In its conclusions the FCIC report said: "We conclude, collapsing mortgage-lending standards and the mortgage securitization pipeline lit and spread the flame of contagion and crisis."

Wall Street's role

Despite Schiff's diatribes, another study puts much of the blame for the mortgage meltdown squarely at the feet of Wall Street, rather than federal government sponsored enterprises (GSEs) Fannie Mae and Freddie Mac.

Research from the Center for Responsible Lending (CRL) "Wall Street, Not Fannie Mae & Freddie Mac, Created & Led the Toxic Mortgage Market," says toxic subprime loans started the foreclosure crisis and the disaster spread to other mortgages approved without properly qualifying borrowers.

"The facts show that Fannie Mae and Freddie Mac were followers, not leaders, in the events leading up to today's foreclosure epidemic," the report says.

"During the 2000s, subprime mortgage lending grew rapidly as Wall Street seized on the opportunity to invest in riskier, higher-interest mortgages. 'Securitization' ... made it possible for loosely-regulated lenders to make loans and then immediately sell them to private firms that created mortgage-backed securities."

CRL's report says:

• GSEs were prohibited from buying subprime mortgages because the loans were outside the prescribed GSE guidelines. Subprime mortgage-backed securities were created in the private sector by Wall Street firms.

• GSEs did purchase subprime mortgage-backed securities as investments, but not in a volume that matched Wall Street purchases.

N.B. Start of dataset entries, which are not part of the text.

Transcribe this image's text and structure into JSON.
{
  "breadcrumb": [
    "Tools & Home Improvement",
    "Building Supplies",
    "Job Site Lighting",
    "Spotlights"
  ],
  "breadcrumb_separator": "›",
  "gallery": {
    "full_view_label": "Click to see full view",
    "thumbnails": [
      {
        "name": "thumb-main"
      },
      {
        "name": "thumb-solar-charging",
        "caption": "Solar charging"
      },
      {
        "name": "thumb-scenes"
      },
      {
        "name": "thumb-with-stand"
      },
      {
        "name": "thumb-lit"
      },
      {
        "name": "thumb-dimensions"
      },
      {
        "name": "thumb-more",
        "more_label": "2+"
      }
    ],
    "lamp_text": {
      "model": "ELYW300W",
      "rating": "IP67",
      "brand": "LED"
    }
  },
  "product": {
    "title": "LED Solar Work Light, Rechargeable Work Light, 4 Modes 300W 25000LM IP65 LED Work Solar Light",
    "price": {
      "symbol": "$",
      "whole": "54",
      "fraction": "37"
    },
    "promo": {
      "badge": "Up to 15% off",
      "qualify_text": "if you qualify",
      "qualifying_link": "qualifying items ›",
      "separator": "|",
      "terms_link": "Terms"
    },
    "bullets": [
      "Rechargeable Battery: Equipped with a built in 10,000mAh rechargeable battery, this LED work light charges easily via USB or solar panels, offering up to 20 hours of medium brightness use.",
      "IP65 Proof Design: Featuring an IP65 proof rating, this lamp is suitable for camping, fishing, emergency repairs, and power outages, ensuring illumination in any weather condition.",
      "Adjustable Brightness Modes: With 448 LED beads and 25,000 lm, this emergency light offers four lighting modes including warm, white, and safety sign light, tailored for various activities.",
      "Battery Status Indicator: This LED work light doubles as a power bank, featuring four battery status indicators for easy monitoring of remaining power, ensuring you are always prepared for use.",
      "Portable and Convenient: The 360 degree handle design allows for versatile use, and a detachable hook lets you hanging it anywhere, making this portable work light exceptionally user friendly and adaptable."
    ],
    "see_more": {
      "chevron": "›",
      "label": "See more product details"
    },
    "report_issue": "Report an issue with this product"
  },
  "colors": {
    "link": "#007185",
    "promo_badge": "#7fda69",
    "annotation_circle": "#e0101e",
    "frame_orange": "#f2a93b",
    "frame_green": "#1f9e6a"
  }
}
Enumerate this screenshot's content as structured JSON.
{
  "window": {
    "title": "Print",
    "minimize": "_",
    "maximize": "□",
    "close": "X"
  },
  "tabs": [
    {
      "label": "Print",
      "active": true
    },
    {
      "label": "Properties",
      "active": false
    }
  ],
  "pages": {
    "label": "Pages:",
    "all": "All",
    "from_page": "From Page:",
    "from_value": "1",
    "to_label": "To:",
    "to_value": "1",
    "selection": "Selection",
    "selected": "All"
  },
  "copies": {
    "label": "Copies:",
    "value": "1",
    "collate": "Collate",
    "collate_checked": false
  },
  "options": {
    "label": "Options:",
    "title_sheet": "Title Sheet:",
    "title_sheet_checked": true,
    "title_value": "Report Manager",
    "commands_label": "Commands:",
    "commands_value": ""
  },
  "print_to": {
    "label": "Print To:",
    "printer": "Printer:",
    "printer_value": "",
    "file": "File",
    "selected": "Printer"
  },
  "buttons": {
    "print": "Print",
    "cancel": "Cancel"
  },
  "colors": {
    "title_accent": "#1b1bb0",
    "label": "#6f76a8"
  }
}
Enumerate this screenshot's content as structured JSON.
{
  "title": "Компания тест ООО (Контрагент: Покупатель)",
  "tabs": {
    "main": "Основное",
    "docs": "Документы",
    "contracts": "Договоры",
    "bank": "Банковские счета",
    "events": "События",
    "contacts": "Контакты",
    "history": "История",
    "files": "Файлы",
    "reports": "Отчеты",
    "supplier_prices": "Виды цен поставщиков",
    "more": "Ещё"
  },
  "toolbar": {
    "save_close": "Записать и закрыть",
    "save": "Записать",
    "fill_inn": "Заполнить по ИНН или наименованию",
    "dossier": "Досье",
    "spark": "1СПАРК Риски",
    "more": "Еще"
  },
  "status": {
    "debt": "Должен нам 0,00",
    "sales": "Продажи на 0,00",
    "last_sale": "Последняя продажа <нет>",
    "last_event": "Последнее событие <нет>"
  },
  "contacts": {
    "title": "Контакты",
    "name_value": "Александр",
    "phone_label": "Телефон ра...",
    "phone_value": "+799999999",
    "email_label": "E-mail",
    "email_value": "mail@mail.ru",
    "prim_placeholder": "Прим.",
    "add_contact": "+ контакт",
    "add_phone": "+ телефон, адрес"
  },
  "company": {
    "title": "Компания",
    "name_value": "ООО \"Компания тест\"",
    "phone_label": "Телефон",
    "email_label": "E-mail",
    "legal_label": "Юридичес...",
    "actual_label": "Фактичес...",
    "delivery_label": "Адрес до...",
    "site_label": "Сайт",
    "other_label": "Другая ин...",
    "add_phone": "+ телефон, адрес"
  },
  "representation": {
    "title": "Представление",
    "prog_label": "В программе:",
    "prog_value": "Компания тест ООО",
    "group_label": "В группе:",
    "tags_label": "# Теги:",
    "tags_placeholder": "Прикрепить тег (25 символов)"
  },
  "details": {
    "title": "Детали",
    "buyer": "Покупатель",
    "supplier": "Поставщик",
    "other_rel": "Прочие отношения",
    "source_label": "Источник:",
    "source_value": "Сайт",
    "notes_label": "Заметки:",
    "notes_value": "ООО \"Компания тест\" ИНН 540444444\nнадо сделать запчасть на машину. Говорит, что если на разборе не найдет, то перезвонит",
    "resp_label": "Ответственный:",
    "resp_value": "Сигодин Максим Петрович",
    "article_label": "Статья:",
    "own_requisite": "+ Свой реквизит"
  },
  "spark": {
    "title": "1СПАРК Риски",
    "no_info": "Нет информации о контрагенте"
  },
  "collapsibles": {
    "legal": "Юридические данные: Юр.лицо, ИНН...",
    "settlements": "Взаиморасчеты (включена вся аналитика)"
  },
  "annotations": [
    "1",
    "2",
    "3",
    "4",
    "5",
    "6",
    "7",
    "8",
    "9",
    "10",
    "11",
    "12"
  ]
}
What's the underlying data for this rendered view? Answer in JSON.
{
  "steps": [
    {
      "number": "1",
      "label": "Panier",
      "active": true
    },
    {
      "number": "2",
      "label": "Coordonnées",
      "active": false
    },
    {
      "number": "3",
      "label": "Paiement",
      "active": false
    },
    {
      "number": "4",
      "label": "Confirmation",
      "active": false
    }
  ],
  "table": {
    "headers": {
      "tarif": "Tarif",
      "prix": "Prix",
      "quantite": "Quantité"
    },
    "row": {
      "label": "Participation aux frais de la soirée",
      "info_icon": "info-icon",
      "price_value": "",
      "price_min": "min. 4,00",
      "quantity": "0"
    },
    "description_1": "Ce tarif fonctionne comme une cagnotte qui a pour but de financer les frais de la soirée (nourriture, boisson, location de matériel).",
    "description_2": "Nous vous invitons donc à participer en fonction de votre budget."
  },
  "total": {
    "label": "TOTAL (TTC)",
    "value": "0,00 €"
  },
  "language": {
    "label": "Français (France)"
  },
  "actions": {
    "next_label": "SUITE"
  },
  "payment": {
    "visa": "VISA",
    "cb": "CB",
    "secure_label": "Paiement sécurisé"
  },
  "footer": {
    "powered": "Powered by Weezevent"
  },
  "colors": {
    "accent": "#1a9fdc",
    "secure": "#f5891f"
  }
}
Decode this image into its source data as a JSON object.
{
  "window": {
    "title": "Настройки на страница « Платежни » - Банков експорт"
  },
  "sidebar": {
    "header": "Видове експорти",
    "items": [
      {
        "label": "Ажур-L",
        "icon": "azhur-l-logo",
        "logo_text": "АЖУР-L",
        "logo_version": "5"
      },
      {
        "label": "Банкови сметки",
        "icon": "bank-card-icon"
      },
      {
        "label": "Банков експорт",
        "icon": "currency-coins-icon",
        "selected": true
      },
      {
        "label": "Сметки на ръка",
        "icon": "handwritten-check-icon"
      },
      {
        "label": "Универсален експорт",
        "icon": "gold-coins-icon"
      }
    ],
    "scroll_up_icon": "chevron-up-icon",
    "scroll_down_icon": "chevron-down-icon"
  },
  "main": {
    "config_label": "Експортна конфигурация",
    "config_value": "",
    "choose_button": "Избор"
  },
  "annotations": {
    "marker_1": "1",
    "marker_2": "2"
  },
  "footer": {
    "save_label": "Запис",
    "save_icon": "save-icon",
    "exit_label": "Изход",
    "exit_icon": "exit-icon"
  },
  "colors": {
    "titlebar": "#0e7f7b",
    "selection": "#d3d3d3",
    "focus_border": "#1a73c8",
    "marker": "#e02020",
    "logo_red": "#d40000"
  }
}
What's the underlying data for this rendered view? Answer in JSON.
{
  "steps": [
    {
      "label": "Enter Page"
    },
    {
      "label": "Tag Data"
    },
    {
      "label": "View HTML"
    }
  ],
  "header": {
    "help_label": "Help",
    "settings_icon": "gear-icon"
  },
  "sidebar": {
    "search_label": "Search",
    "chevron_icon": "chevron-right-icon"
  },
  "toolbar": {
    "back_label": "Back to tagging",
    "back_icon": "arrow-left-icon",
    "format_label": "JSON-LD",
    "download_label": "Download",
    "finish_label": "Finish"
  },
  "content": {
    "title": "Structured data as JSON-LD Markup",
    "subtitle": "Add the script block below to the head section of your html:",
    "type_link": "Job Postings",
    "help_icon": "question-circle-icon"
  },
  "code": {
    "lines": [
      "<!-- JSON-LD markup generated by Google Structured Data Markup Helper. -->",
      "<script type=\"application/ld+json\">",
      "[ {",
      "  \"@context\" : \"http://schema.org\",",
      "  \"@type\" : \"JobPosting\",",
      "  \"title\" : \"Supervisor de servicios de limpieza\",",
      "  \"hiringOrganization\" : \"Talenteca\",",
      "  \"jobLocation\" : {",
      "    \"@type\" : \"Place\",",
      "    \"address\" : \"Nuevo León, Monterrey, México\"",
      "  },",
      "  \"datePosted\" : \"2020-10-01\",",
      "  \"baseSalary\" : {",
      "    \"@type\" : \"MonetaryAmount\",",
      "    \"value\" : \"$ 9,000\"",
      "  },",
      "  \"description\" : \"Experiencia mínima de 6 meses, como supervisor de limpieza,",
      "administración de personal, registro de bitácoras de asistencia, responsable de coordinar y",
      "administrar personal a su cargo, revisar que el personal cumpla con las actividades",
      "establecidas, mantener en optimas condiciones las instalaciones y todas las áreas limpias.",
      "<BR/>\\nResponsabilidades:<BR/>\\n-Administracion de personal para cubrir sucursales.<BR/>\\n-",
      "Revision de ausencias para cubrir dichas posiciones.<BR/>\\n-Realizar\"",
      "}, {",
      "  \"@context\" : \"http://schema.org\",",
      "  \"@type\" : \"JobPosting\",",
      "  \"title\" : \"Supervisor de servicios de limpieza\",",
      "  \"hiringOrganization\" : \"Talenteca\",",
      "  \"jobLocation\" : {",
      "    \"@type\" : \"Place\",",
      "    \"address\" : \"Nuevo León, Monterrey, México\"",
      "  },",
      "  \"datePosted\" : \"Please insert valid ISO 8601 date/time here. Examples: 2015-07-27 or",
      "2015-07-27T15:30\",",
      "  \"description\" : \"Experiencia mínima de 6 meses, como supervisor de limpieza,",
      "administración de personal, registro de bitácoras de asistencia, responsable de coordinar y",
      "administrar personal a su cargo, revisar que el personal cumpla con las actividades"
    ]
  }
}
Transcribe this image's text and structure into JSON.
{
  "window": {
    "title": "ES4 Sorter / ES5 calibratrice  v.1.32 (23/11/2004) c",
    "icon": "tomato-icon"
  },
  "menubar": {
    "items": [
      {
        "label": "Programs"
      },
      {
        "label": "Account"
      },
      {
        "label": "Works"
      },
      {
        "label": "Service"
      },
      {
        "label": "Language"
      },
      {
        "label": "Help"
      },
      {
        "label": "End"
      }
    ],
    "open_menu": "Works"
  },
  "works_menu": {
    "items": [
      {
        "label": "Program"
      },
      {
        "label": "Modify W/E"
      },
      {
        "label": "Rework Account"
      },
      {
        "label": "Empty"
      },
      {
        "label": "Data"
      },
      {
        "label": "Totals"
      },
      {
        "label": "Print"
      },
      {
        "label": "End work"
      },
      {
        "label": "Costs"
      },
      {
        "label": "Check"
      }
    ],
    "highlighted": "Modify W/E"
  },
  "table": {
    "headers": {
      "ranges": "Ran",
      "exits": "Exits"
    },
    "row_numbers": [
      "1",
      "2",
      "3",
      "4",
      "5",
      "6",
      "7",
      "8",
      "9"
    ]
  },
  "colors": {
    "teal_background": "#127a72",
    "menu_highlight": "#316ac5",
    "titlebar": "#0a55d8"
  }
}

• GSEs eventually guaranteed and created investments with "Alt-A" loans which went to relatively wealthier borrowers with higher credit scores. The loans did have risky features, such as limited documentation. These investments are primarily why the GSEs were placed into conservatorship. GSEs investments were generally less risky than Wall Street's, but the private market and the GSEs share responsibility for supporting the loans.

Mortgage loans purchased by Fannie Mae and Freddie Mac - including loans to lower-income borrowers - were performing better than those on the private market. Last year, 13.35 percent of GSE loans to borrowers with credit scores under 660 were 90 or more days delinquent or in foreclosure, compared to 28 percent for subprime loans, according to Mortgage Bankers Association statistics.